03-Aug-2019: OK, where to start? Saracen is Australia's 4th largest listed pure-play gold producer. By "pure-play", I mean that I am not including companies like BHP, SFR, OZL or IGO who also produce gold, but either as a byproduct of other metals production or as a secondary revenue stream. The pure-plays are the gold producers whose primary focus is gold, and the top 10 (in order of market cap, from biggest to smallest) are currently:
It's a dynamic time in the Australian gold mining industry. Just in the past few days Evolution have moved back ahead of Northern Star for the first time in a few years, and OGC have leapfrogged back over Regis.
Eleven months ago, in late August 2018, when I last compiled a list of all of the ASX-listed pure-play gold producers (there were 29 of them), SAR was at #7, Dacian Gold (DCN) was at #9, and Aurelia Metals (AMI) was at #10. AMI is now down at #15 and DCN has fallen all the way down to #17 with a market cap that has shrunk from half a billion to now being less than half of that, at $216 million.
A$ gold has been hitting new highs throughout July, and again over the past couple of days (in early August) - and while the US$ gold price is now US$1,440.64/oz, the A$ gold price is now at an all-time record high of A$2,117.66/oz thanks to an A$ that is now worth less than 68 US cents. As I type this, the USD/AUD exchange rate = 0.67974.

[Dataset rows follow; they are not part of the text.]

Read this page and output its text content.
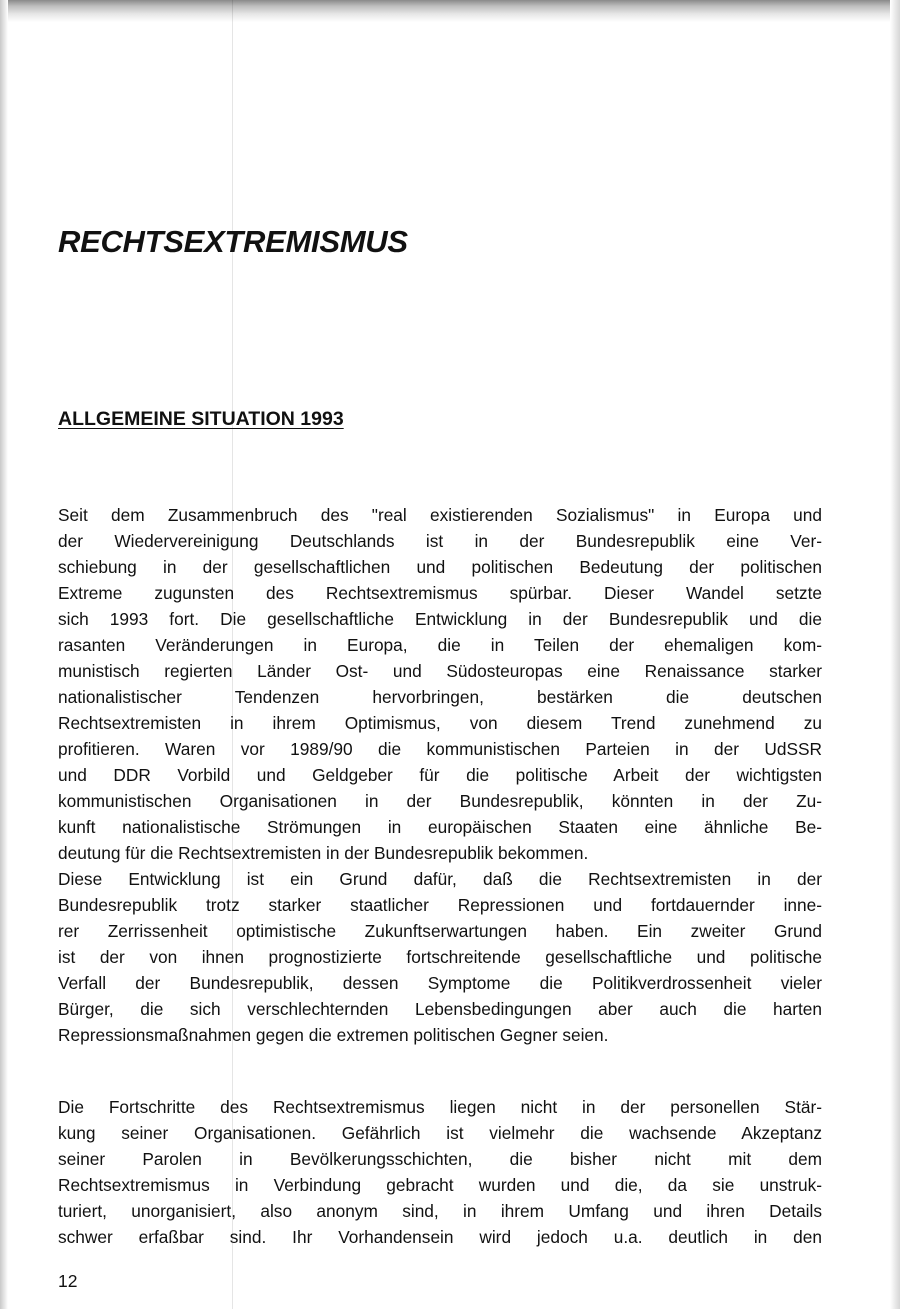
RECHTSEXTREMISMUS
ALLGEMEINE SITUATION 1993
Seit dem Zusammenbruch des "real existierenden Sozialismus" in Europa und
der Wiedervereinigung Deutschlands ist in der Bundesrepublik eine Ver-
schiebung in der gesellschaftlichen und politischen Bedeutung der politischen
Extreme zugunsten des Rechtsextremismus spürbar. Dieser Wandel setzte
sich 1993 fort. Die gesellschaftliche Entwicklung in der Bundesrepublik und die
rasanten Veränderungen in Europa, die in Teilen der ehemaligen kom-
munistisch regierten Länder Ost- und Südosteuropas eine Renaissance starker
nationalistischer Tendenzen hervorbringen, bestärken die deutschen
Rechtsextremisten in ihrem Optimismus, von diesem Trend zunehmend zu
profitieren. Waren vor 1989/90 die kommunistischen Parteien in der UdSSR
und DDR Vorbild und Geldgeber für die politische Arbeit der wichtigsten
kommunistischen Organisationen in der Bundesrepublik, könnten in der Zu-
kunft nationalistische Strömungen in europäischen Staaten eine ähnliche Be-
deutung für die Rechtsextremisten in der Bundesrepublik bekommen.
Diese Entwicklung ist ein Grund dafür, daß die Rechtsextremisten in der
Bundesrepublik trotz starker staatlicher Repressionen und fortdauernder inne-
rer Zerrissenheit optimistische Zukunftserwartungen haben. Ein zweiter Grund
ist der von ihnen prognostizierte fortschreitende gesellschaftliche und politische
Verfall der Bundesrepublik, dessen Symptome die Politikverdrossenheit vieler
Bürger, die sich verschlechternden Lebensbedingungen aber auch die harten
Repressionsmaßnahmen gegen die extremen politischen Gegner seien.
Die Fortschritte des Rechtsextremismus liegen nicht in der personellen Stär-
kung seiner Organisationen. Gefährlich ist vielmehr die wachsende Akzeptanz
seiner Parolen in Bevölkerungsschichten, die bisher nicht mit dem
Rechtsextremismus in Verbindung gebracht wurden und die, da sie unstruk-
turiert, unorganisiert, also anonym sind, in ihrem Umfang und ihren Details
schwer erfaßbar sind. Ihr Vorhandensein wird jedoch u.a. deutlich in den
12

While Australia's three largest gold miners (Newcrest, Evolution and Northern Star) have all almost doubled their market cap over the past 11 months, two of our current top 10 have done even better. Saracen has gone from being worth $1.522 billion to now being worth $3.684 billion, and Perseus has gone from $373 million to $858 million. Amazingly, Perseus (PRU) has done it with just two gold mines in West Africa (and a third on the way), while Saracen has done it with a suite of gold mines located here in Australia, so they've benefited from the depreciation of the A$ against the US$.

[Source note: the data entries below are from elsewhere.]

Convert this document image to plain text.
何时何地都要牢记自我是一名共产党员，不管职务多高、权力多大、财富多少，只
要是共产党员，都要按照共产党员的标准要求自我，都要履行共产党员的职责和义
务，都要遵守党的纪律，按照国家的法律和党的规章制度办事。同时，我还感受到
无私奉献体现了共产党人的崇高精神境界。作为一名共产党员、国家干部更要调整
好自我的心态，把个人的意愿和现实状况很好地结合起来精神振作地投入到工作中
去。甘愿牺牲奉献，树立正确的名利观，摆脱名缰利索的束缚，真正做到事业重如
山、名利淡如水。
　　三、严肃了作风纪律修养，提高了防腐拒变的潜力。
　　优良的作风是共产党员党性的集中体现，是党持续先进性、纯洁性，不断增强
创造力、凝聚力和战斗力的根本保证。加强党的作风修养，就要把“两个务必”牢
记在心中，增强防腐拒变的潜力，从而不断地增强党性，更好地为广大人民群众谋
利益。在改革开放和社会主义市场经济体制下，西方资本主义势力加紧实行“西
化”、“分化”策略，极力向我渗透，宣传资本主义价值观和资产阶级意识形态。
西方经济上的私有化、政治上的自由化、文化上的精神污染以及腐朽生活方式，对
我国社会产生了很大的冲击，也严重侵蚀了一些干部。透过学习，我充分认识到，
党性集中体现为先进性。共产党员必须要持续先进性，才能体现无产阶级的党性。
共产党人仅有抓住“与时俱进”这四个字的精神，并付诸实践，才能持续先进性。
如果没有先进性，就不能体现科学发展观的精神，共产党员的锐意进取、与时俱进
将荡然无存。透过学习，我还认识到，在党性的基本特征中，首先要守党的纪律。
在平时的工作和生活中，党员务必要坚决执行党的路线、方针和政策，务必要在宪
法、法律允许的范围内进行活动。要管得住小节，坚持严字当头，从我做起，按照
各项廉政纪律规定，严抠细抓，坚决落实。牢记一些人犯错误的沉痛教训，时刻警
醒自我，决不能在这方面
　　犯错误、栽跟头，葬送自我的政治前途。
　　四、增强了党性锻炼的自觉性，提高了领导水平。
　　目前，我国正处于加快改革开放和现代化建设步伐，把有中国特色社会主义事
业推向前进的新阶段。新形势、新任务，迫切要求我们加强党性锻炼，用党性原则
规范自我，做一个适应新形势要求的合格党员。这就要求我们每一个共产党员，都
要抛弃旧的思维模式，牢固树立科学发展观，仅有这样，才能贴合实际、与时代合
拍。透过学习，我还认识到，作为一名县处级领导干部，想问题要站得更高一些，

In a Livewire article published yesterday (Aug 2nd), which you can view here, Eley Griffiths Group's Ben Griffiths had this to say about Saracen:
"Your manager continues to be a supporter of gold producer/explorer Saracen Minerals (SAR), a holding central to our favourable view on bullion. Management have proven to be masterful stewards of capital over a long period of time. Their ability to grow production ounces through exploration, development and acquisition is close to sector best. We await their seven-year production outlook (including revision to resource/reserves) due to be announced in the month ahead."
While Saracen has looked expensive to me for the past 18 months, they just keep getting more expensive, and with the A$ gold price heading the way it is, there are certainly reasons to expect that to continue.
I recall that Saracen was one of the gold stocks that Peter Hall held in the Hunter Hall Global Value Fund (then HHV, now PIA) in 2016 before Donald Trump was elected as POTUS. When the market rallied instead of crashing after the election, as well as two of Peter's high-conviction stock-picks crashing at the same time (Vocus and Sirtex), he threw in the towel, sold all of his HHL & HHV shares to Soul Patts (SOL), and the SOL-backed Pengana Capital Group (PCG) took over Hunter Hall International and the management of HHV (the LIC), which they promptly renamed - HHV became PIA - the Pengana International Equities Fund. Pengana sold off all of Peter Hall's gold stocks in the process. PIA haven't done particularly well since then, but the gold stocks that they sold in early 2017 have shot the lights out.
Peter Hall was right about Trump as POTUS being good for gold, but he was too early, which, as Strawman suggested today in his Saturday morning "What's Trending on Strawman?" email, is the same as being wrong.
The strong tailwind of a rising gold price hasn't resulted in all of the sector doing well of course. A number of players have struggled with lower grades and higher costs than they had anticipated, including Dacian (DCN), Gascoyne (GCY, now in voluntary administration), Beadell Resources (was BDR, now delisted from the ASX after being taken over by TSX and NYSE-listed Great Panther Mining), and Blackham Resources (BLK, who are currently being propped up financially by their mining contractor, MACA - ASX:MLD).
Those gold producers with the best management and the best mines have thrived however, and Saracen (SAR) can certainly be included in that list.